Fiama aflora neste poema uma teoria dos nomes e da essência linguística das coisas que ganha alguma evidência noutros momentos. Não esqueçamos que foi uma estudiosa da influência da Cabala nalguns autores da literatura portuguesa e se interessou pela mística judaica. De resto, esta teoria da nomeação (que é também uma maneira de acolher o «mundo quedo», de lhe dar hospitalidade e de habitar a pátria originária da língua) acaba por funcionar como uma resposta ao textualismo, ao materialismo verbal que serviu de alimento teórico a muita poesia do seu tempo. Recordemos que Fiama integrou, com Morfismos, o conjunto de cinco «plaquettes» que constituíram a «Poesia 61». As outras quatro eram de Gastão Cruz, Maria Teresa Horta, Casimiro de Brito e Luiza Neto Jorge. O estudo da inscrição geracional de Fiama não é certamente um trabalho inútil e sem objecto, na condição de descobrir desde o princípio - pelo menos em germe - a sua vocação excêntrica, no sentido em que utilizámos a palavra no início deste texto.

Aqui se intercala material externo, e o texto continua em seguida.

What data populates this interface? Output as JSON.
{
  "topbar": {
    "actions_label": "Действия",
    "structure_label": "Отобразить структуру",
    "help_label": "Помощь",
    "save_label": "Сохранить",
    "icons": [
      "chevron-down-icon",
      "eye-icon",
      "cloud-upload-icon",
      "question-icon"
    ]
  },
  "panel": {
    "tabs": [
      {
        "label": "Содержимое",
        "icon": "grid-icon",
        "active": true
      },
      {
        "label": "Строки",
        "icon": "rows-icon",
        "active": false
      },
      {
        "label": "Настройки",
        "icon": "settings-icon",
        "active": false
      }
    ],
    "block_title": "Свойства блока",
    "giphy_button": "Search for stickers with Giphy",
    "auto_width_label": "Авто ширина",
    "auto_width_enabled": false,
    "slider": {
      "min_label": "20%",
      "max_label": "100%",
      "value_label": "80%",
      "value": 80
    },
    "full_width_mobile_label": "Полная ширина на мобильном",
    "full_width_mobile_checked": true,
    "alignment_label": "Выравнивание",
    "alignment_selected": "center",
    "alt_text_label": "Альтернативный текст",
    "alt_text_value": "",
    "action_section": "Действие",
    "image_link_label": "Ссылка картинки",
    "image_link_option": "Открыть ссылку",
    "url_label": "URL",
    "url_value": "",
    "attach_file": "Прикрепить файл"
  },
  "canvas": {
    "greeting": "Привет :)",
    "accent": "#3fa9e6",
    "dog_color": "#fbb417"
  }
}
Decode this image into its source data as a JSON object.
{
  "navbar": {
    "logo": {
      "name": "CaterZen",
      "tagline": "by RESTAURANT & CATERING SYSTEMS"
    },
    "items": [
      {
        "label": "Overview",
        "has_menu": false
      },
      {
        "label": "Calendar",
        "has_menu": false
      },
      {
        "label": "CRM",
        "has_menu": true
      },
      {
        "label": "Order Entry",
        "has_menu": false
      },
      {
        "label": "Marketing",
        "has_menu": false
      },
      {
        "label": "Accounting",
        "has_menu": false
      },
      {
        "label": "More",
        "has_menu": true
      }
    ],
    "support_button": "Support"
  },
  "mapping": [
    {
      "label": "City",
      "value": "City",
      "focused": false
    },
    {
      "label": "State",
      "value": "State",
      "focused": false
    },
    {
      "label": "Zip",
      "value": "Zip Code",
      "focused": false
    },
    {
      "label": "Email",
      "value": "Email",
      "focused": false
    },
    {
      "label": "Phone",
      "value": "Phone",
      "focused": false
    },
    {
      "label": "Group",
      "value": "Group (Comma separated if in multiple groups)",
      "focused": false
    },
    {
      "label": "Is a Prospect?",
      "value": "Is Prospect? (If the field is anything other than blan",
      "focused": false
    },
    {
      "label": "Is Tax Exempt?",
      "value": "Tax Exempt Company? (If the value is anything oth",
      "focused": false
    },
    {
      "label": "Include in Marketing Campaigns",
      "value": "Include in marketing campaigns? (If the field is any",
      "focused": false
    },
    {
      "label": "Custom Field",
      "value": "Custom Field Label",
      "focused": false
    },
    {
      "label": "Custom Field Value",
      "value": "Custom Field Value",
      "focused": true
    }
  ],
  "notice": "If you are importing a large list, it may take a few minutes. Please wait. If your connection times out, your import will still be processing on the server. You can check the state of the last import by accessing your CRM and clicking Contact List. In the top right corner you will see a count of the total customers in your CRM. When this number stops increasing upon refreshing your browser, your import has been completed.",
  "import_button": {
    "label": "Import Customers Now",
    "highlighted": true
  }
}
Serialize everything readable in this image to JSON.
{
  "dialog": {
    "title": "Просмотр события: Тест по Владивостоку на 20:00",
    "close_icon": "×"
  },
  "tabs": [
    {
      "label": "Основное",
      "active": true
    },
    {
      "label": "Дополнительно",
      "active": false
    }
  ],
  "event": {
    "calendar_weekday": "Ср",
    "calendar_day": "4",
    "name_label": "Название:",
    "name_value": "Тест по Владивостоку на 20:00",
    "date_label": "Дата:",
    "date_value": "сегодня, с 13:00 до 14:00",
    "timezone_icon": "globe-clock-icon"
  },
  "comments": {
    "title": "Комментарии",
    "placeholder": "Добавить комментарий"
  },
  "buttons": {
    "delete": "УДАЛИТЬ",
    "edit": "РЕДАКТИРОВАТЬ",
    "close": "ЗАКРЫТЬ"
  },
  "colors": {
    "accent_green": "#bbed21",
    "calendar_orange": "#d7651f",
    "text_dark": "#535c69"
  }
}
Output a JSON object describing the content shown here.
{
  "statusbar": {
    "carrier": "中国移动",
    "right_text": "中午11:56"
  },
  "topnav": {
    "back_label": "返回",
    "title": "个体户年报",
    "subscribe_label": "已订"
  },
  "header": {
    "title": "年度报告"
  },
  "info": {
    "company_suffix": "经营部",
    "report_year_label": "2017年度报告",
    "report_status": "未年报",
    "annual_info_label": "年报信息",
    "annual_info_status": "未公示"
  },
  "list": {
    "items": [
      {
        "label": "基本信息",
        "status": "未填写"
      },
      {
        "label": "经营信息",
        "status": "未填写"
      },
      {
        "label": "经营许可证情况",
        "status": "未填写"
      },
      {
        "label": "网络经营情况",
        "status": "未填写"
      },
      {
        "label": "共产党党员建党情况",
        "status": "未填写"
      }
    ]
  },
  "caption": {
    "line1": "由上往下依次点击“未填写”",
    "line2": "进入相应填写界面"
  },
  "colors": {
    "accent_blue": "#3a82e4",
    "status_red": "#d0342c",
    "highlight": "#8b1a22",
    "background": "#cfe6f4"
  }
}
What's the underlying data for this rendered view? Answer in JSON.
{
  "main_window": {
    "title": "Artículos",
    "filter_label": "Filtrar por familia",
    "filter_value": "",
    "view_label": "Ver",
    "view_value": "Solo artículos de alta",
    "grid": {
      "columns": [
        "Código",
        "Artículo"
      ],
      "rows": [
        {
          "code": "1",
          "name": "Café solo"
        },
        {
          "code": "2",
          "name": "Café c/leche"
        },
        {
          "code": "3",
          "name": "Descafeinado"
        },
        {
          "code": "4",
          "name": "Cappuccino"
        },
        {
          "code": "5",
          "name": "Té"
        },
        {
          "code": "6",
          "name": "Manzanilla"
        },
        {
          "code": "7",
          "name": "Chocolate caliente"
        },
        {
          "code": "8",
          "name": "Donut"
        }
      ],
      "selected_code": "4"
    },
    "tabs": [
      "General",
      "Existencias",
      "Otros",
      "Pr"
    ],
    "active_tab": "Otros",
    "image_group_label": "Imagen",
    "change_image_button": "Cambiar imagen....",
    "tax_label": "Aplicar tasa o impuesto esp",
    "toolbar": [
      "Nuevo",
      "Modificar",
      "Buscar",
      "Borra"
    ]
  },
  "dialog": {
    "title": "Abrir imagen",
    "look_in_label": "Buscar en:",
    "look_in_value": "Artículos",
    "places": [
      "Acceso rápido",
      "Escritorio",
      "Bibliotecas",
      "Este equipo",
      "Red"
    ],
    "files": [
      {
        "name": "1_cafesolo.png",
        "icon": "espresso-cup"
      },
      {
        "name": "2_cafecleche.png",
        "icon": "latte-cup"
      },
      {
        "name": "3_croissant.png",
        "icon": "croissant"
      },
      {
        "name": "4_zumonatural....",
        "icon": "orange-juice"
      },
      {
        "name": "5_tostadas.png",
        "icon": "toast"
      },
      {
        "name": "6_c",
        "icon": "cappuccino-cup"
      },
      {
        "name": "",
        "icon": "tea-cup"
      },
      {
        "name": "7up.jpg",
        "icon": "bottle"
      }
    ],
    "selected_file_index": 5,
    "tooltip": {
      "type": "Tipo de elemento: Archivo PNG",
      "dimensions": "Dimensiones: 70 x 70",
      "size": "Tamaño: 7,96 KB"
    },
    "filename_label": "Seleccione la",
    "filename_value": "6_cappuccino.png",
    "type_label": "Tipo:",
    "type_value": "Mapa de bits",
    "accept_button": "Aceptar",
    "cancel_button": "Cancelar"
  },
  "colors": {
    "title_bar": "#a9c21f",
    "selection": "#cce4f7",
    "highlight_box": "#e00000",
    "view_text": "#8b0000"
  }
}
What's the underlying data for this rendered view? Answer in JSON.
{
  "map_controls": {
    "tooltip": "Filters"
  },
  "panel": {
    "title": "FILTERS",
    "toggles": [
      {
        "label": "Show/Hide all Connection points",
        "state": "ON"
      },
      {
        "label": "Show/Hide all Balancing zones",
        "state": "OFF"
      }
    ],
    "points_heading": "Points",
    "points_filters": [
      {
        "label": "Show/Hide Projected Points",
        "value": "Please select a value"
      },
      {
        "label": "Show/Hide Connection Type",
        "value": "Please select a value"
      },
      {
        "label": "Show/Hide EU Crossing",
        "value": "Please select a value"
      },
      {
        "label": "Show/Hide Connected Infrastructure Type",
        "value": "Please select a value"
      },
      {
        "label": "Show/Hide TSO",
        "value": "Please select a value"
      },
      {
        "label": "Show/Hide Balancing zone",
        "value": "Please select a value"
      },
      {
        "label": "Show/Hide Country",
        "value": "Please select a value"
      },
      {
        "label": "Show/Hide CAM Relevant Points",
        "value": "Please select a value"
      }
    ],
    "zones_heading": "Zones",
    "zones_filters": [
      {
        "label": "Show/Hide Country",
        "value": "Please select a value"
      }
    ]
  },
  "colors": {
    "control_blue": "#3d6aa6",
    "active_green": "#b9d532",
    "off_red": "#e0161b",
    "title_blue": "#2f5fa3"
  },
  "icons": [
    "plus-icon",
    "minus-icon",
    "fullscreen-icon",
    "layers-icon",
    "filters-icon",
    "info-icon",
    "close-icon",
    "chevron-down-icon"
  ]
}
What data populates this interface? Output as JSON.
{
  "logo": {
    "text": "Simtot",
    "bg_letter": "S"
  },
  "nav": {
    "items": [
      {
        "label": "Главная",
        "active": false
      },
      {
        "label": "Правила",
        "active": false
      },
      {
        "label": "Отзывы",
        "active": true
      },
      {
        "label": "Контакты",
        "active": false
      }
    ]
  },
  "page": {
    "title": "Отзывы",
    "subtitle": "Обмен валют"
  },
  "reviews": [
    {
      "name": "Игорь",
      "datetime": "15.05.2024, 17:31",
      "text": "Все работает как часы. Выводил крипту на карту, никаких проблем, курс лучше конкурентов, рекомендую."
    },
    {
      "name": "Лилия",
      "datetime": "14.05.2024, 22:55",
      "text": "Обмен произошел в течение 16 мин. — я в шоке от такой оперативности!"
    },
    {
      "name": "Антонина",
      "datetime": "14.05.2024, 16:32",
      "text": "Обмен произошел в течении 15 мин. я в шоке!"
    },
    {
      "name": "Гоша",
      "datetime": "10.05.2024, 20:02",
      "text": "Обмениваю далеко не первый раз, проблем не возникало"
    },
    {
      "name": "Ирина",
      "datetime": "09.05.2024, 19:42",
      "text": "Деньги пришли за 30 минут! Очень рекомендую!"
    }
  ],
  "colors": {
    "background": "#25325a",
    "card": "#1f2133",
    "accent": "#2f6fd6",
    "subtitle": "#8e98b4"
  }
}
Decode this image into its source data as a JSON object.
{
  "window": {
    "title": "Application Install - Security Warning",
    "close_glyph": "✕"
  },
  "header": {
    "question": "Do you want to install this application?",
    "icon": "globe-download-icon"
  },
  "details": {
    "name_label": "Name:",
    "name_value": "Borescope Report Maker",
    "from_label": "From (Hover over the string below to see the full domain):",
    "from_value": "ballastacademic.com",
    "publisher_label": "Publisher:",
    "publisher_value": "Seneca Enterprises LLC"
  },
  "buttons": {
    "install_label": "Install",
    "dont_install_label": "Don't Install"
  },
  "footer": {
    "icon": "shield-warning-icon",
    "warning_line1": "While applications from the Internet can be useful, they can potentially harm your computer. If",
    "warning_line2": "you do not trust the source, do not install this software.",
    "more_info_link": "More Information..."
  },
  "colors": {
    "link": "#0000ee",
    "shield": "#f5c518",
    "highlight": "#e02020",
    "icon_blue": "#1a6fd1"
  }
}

Certo é que Fiama atravessou quatro décadas da poesia portuguesa numa posição soberana em relação a ideologias e saberes constituídos. Para acedermos à sua «poética», não bastam as categorias tradicionais. Lirismo, subjectividade, representação, real, símbolo, nome, etc. - a poesia de Fiama põe tudo isto em jogo, mas de maneira altamente complexa, não se submete a grelhas, reclama uma leitura que faça uso de saberes e conceitos à altura da sua posição excêntrica e que saibam reconhecer um catálogo de virtudes ligadas à verdade, à beleza, à atenção, à hospitalidade, à graça, à subtileza, à agilidade.
Foi com exigência semelhante que Fiama percorreu a tradição literária. Desse trabalho de leitura resultaram alguns ensaios; mas resultou também um diálogo fecundo com a história literária, sem a compreensão do qual muitos dos seus poemas não podem ser adequadamente lidos. E resultou ainda um trabalho de tradução (dos Hinos à Noite, de Novalis, do Cântico dos Cânticos, por exemplo), a acrescentar ao de dramaturga e prosadora. A obra de Fiama é plural. Mas, no centro, está a poesia, à qual, como disse Eduardo Lourenço, não falta reconhecimento, falta apenas que comece a ser lida.